The vendor in your town (selling what you sell) that has the biggest sales is likely to have or create the most successful brand. Sales is the key measure. If that’s the case, there is a critical component that you must master, continually.


Shouting about your brand, achieving brand-fame, attracting a healthy river of sales leads or enquiries that you convert to swell your loyal and enthused customer-tribe is key to sustainable business growth. So, what do some of your choices look like in the blend, mix or choice of advertising options available to you?

  • Social media

  • Television

  • Press

  • Radio

  • Petrol station fuel nozzles

  • Train station ticket gateways

  • Billboards

  • Mobile billboards

  • Bus shelter posters

  • Bus sides

  • Roundabout sponsorship

  • Local magazine

The choice is yours. If you want to advertise, just pick one, run a short-term ad and see what happens. You won’t build your brand that way and you certainly won’t create brand-fame in the local market.

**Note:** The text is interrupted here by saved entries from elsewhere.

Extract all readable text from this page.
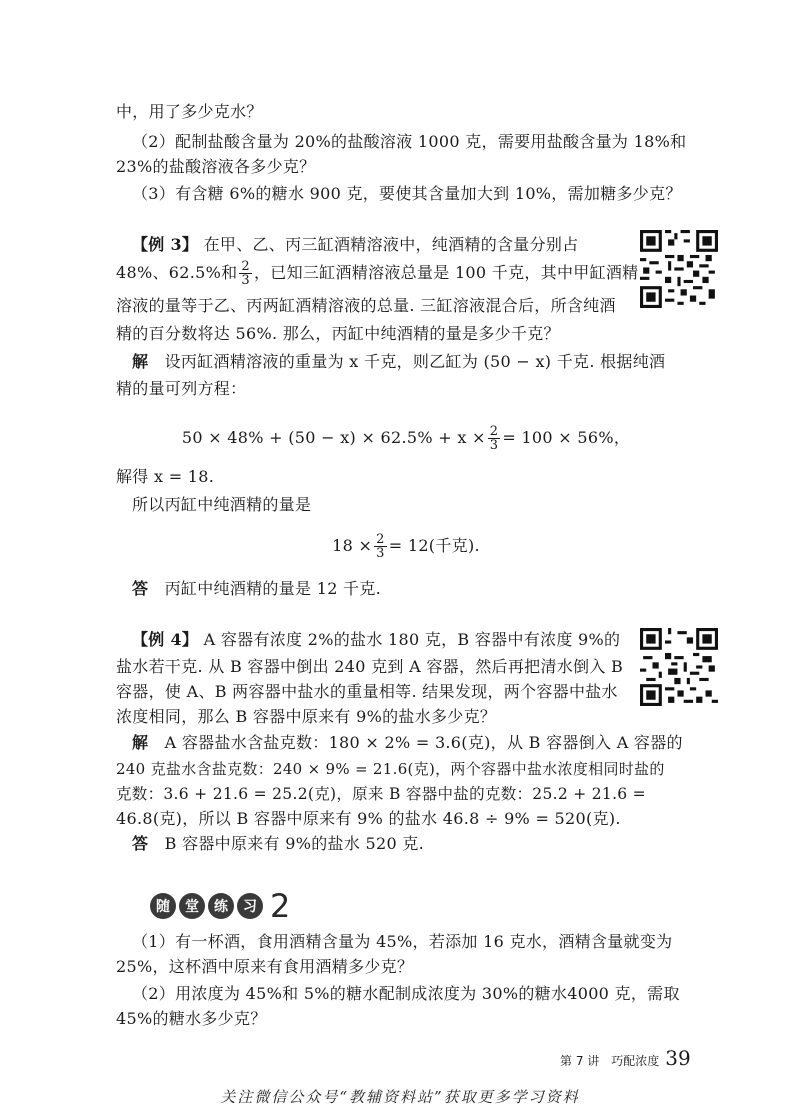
中，用了多少克水？
（2）配制盐酸含量为 20%的盐酸溶液 1000 克，需要用盐酸含量为 18%和
23%的盐酸溶液各多少克？
（3）有含糖 6%的糖水 900 克，要使其含量加大到 10%，需加糖多少克？
【例 3】 在甲、乙、丙三缸酒精溶液中，纯酒精的含量分别占
48%、62.5%和 $\frac{2}{3}$ ，已知三缸酒精溶液总量是 100 千克，其中甲缸酒精
溶液的量等于乙、丙两缸酒精溶液的总量. 三缸溶液混合后，所含纯酒
精的百分数将达 56%. 那么，丙缸中纯酒精的量是多少千克？
解　 设丙缸酒精溶液的重量为 x 千克，则乙缸为 (50 − x) 千克. 根据纯酒
精的量可列方程：
$50 \times 48\% + (50 - x) \times 62.5\% + x \times \frac{2}{3} = 100 \times 56\%$，
解得 x = 18.
所以丙缸中纯酒精的量是
$18 \times \frac{2}{3} = 12$(千克).
答　 丙缸中纯酒精的量是 12 千克.
【例 4】 A 容器有浓度 2%的盐水 180 克，B 容器中有浓度 9%的
盐水若干克. 从 B 容器中倒出 240 克到 A 容器，然后再把清水倒入 B
容器，使 A、B 两容器中盐水的重量相等. 结果发现，两个容器中盐水
浓度相同，那么 B 容器中原来有 9%的盐水多少克？
解　 A 容器盐水含盐克数：180 × 2% = 3.6(克)，从 B 容器倒入 A 容器的
240 克盐水含盐克数：240 × 9% = 21.6(克)，两个容器中盐水浓度相同时盐的
克数：3.6 + 21.6 = 25.2(克)，原来 B 容器中盐的克数：25.2 + 21.6 =
46.8(克)，所以 B 容器中原来有 9% 的盐水 46.8 ÷ 9% = 520(克).
答　 B 容器中原来有 9%的盐水 520 克.
随	堂	练	习 2
（1）有一杯酒，食用酒精含量为 45%，若添加 16 克水，酒精含量就变为
25%，这杯酒中原来有食用酒精多少克？
（2）用浓度为 45%和 5%的糖水配制成浓度为 30%的糖水4000 克，需取
45%的糖水多少克？
第 7 讲　巧配浓度 39
关注微信公众号“教辅资料站”获取更多学习资料
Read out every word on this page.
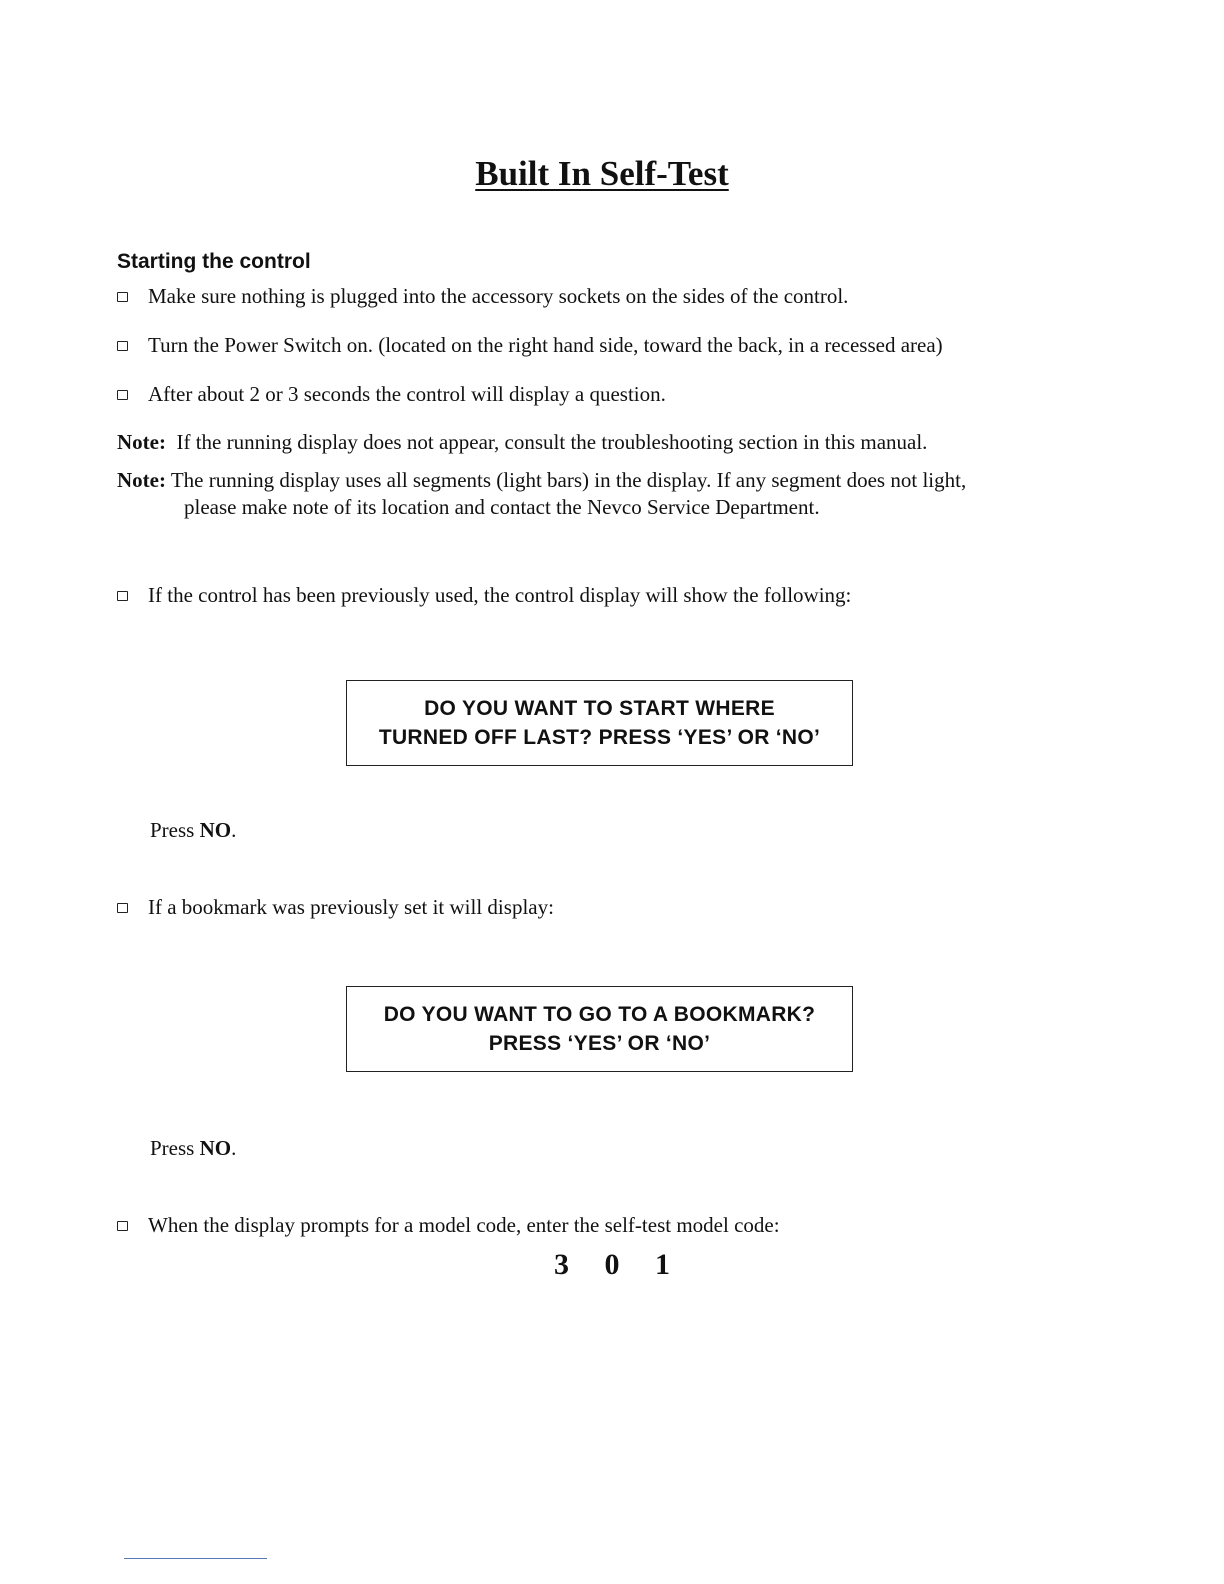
Built In Self-Test
Starting the control
Make sure nothing is plugged into the accessory sockets on the sides of the control.
Turn the Power Switch on. (located on the right hand side, toward the back, in a recessed area)
After about 2 or 3 seconds the control will display a question.
Note: If the running display does not appear, consult the troubleshooting section in this manual.
Note: The running display uses all segments (light bars) in the display. If any segment does not light,
please make note of its location and contact the Nevco Service Department.
If the control has been previously used, the control display will show the following:
DO YOU WANT TO START WHERE
TURNED OFF LAST? PRESS ‘YES’ OR ‘NO’
Press NO.
If a bookmark was previously set it will display:
DO YOU WANT TO GO TO A BOOKMARK?
PRESS ‘YES’ OR ‘NO’
Press NO.
When the display prompts for a model code, enter the self-test model code:
3 0 1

If you want to make your life easier and more rewarding, you will select the advertising platforms that reach your prospects most reliably and in the greatest verifiable numbers (don’t just believe what they tell you). This means, look for advertising that physically connects and interacts with the customer – not that they might have a chance to see as they whizz past it or an impression: they might see you at the bottom of the page they’re scrolling down in a nanosecond.

Then decide on the blend of your advertising:

  • One platform or many?

  • How frequently?

  • Monthly, quarterly, yearly?

  • How long for?

  • In what locations?

  • With what variety?

All you’ve got to do now is make a lovely job of showing them your identity, what makes you stand out, why you’re so wonderful and why they’ll love you – and do it so thoroughly that the competition can’t get a look-in.

I know, it’s a leap of faith – Yes Cinders, you shall go to the ball! After all, this is serious. You’re considering investing in your business to promote brand-fame, market leadership and long-term sustainable growth and the nagging doubt at the back of your mind is: Will it work?

To answer that you need only to go back to the super-brands that we mentioned earlier. Then think about all the other famous brands that you know: internationally, nationally and locally. They became the success that they are and maintain it because they decided the key to success was to define their brand and then advertise it until the cows came home.

And for those brands the cows just keep on coming!